Military judge Col. Denise Lind is taking the matter under advisement, and will rule on the defense motion on Monday.
This afternoon, the government will call Ambassador Michael Kosack (profiled here) from the Persons-At-Risk Working Group, which attempted to identify people vulnerable due to WikiLeaks’ releases and mitigate potential harm.
Amb. Kozak on “chilling effect” and protecting sources
Ambassador Michael Kozak, from the State Department’s Bureau of Democracy, Human Rights, and Labor, led the Persons-At-Risk Working Group, which around Christmas of 2011 branched off from the broader 24/7 WikiLeaks response group. The Persons-At-Risk group reviewed the WikiLeaks-released diplomatic cables and determined if some people identified by name were at risk of death, violence, or incarceration. These people were largely human rights and democracy activists who could be vulnerable to retribution if their government or nonstate actors discovered they’d cooperated with the United States. The group determined that if the State Dept. could do something about it, it would offer to assist that person discretely, he testified. Kozak testified the group felt a “moral obligation” to mitigate potential harm to people who trusted the State Dept. to keep their work secret, but also said that the State Dept. didn’t always commit to helping out, at first merely determining what was needed. Prosecutors asked him to give a general approximation of how many such sources needed help, but Kozak said he’d have to answer that in a classified session.
This assistance sometimes involved paying airfare for the activist to relocate and then helping him or her “regularize” (meaning help with immigration paperwork and then gain employment) in the new country.
But asked about the “greatest damage” that resulted from WikiLeaks’ Cablegate release, Kozak discussed the “chilling effect” it instilled in these activists, who then felt they might not be able to trust the State Dept. to keep their work secret. He compared diplomacy to journalism, in that a newspaper similarly wants to protect its credibility: if it outs a source, he or she will probably stop talking.

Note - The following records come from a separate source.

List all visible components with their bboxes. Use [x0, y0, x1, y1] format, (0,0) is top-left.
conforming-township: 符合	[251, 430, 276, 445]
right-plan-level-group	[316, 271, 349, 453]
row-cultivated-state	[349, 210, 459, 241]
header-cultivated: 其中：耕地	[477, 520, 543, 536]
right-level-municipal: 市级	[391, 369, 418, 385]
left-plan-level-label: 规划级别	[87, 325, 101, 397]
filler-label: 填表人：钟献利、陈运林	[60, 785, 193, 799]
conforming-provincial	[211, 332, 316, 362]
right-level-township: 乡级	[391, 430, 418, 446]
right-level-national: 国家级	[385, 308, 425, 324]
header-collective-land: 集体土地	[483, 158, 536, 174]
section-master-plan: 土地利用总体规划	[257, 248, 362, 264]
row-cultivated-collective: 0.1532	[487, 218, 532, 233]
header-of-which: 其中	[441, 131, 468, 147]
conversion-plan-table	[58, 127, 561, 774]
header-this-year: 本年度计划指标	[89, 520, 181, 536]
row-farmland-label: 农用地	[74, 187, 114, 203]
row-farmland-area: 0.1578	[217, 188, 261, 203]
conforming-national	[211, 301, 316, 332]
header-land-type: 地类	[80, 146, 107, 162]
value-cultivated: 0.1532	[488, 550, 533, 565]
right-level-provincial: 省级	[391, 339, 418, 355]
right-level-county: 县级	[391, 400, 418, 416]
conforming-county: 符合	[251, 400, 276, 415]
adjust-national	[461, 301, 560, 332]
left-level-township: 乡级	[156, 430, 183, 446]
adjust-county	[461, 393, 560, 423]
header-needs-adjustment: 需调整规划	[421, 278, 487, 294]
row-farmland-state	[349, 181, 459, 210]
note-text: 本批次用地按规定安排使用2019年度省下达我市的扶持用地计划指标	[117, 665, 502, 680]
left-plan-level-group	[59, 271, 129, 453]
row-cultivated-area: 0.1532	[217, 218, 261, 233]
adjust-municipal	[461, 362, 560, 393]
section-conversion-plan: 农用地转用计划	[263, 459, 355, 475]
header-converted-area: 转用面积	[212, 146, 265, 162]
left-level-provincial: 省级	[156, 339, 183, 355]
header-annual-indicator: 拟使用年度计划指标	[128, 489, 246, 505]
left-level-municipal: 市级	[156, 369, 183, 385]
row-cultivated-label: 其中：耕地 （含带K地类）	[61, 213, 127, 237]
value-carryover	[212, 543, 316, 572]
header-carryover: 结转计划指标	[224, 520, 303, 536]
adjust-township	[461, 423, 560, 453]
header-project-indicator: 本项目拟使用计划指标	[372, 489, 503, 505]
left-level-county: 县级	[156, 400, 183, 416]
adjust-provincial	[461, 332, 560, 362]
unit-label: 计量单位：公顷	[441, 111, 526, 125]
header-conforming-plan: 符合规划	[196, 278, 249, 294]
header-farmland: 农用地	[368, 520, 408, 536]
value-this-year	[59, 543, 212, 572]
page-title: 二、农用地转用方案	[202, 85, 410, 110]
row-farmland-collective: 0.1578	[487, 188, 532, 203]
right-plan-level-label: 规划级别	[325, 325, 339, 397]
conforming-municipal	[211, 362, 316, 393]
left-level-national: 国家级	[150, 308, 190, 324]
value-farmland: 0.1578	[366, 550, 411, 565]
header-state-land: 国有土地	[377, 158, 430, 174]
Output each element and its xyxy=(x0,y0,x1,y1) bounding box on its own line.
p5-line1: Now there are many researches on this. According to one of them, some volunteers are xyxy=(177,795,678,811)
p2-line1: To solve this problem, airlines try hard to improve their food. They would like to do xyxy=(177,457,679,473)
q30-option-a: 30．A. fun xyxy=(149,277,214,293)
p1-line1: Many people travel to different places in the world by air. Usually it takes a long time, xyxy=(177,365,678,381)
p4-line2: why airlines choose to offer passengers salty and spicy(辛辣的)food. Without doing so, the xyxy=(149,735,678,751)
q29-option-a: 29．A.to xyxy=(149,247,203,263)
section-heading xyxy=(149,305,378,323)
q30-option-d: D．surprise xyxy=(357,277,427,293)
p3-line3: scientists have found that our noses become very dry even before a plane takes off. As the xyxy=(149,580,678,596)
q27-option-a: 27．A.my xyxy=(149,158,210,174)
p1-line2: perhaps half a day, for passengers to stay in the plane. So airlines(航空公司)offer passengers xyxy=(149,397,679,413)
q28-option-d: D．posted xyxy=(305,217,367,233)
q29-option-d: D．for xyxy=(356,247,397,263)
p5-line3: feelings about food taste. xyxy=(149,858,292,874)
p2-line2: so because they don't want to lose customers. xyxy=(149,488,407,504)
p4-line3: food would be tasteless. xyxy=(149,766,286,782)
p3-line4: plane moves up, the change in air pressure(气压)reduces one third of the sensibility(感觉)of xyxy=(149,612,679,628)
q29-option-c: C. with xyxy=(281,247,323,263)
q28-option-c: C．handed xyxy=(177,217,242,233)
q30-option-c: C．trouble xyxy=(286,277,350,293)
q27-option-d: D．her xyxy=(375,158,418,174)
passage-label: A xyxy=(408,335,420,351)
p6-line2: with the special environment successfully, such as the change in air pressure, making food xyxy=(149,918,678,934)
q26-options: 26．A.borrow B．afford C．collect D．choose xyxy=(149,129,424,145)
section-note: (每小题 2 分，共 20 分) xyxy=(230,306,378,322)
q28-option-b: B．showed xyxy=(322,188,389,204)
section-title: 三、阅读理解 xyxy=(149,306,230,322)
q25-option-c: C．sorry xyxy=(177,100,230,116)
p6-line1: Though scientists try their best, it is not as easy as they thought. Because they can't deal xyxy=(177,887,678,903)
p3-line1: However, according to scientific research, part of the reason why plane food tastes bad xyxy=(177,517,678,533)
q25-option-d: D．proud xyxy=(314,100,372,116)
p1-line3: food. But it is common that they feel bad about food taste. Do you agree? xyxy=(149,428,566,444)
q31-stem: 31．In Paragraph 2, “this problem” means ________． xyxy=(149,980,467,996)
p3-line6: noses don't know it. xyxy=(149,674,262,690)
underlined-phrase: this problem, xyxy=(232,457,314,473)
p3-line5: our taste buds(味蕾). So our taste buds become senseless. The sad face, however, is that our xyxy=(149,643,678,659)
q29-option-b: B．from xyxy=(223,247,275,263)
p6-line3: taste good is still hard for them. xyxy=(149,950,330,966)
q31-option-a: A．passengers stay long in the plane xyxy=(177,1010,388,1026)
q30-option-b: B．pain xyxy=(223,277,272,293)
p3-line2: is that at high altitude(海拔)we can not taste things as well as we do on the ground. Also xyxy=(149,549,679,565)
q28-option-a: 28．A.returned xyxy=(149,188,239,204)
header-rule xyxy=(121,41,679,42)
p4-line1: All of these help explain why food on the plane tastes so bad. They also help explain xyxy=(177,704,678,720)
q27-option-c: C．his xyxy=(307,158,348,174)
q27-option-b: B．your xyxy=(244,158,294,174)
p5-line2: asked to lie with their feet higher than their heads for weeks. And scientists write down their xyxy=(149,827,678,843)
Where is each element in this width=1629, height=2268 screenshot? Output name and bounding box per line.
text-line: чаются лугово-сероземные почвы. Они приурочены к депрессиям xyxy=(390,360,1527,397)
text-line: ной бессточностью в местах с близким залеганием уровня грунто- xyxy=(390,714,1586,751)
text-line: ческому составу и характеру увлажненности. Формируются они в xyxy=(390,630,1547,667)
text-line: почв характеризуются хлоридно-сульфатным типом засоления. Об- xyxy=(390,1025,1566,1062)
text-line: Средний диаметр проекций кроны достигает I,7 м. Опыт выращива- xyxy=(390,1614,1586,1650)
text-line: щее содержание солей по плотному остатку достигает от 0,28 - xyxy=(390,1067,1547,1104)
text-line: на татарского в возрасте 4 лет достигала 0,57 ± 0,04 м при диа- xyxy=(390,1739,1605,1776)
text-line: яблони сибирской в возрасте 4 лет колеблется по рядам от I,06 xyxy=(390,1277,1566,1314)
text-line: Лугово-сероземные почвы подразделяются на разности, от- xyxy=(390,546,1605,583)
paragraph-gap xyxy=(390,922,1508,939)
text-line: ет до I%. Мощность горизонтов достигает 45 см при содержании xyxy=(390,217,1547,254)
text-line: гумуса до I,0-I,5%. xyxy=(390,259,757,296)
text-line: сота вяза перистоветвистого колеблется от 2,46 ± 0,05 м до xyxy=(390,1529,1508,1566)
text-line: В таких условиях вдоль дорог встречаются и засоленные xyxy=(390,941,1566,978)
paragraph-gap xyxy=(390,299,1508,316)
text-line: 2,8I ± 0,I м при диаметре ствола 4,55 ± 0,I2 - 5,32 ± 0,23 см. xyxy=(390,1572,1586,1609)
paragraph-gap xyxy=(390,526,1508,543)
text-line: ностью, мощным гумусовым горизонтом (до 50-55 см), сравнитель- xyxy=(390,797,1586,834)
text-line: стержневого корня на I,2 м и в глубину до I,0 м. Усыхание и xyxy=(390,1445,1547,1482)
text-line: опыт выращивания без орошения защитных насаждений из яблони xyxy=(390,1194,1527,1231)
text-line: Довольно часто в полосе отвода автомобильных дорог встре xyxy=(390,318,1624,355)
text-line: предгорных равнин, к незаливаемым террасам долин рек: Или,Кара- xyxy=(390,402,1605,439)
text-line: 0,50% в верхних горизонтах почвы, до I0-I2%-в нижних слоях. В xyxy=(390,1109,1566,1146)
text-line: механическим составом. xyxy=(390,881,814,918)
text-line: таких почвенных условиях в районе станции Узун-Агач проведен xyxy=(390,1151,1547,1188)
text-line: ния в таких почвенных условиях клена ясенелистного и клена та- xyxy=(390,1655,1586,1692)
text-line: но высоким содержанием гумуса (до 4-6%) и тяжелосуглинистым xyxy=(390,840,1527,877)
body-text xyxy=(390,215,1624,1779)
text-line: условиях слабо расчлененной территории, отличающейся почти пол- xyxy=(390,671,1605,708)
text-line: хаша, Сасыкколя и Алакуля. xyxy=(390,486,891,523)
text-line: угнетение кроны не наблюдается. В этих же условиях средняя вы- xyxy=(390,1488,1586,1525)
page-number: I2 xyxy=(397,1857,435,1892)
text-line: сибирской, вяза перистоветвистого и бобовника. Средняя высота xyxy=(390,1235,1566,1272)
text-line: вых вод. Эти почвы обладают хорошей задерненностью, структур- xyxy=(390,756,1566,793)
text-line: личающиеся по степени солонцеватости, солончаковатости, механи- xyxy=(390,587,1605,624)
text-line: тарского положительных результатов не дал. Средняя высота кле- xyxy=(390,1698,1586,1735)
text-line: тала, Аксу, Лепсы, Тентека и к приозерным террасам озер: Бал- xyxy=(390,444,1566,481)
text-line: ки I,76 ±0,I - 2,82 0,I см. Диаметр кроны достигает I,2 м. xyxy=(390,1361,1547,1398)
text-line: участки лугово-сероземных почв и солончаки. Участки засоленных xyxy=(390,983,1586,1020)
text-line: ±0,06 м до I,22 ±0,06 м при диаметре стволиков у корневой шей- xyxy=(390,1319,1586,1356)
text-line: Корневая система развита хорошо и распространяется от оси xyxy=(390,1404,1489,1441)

Kozak said that while members of the Persons-At-Risk team have resumed their previous duties, they are still in the process of assisting some people (one of whom had slipped through the cracks in 2010-11, and a few of whom have simply needed more assistance “regularizing” in their new countries). He couldn’t say when the group would ever be done, because journalists continue to cite cables in new reporting, and so new sources and cooperative activists could be at risk in the future. Referring back to its motion and this morning’s argument over aggravating damage, the defense objected to the judge considering this speculative damage that has not occurred.
Ambassador Patrick Kennedy is expected to testify all day on Monday, beginning at 10:00am.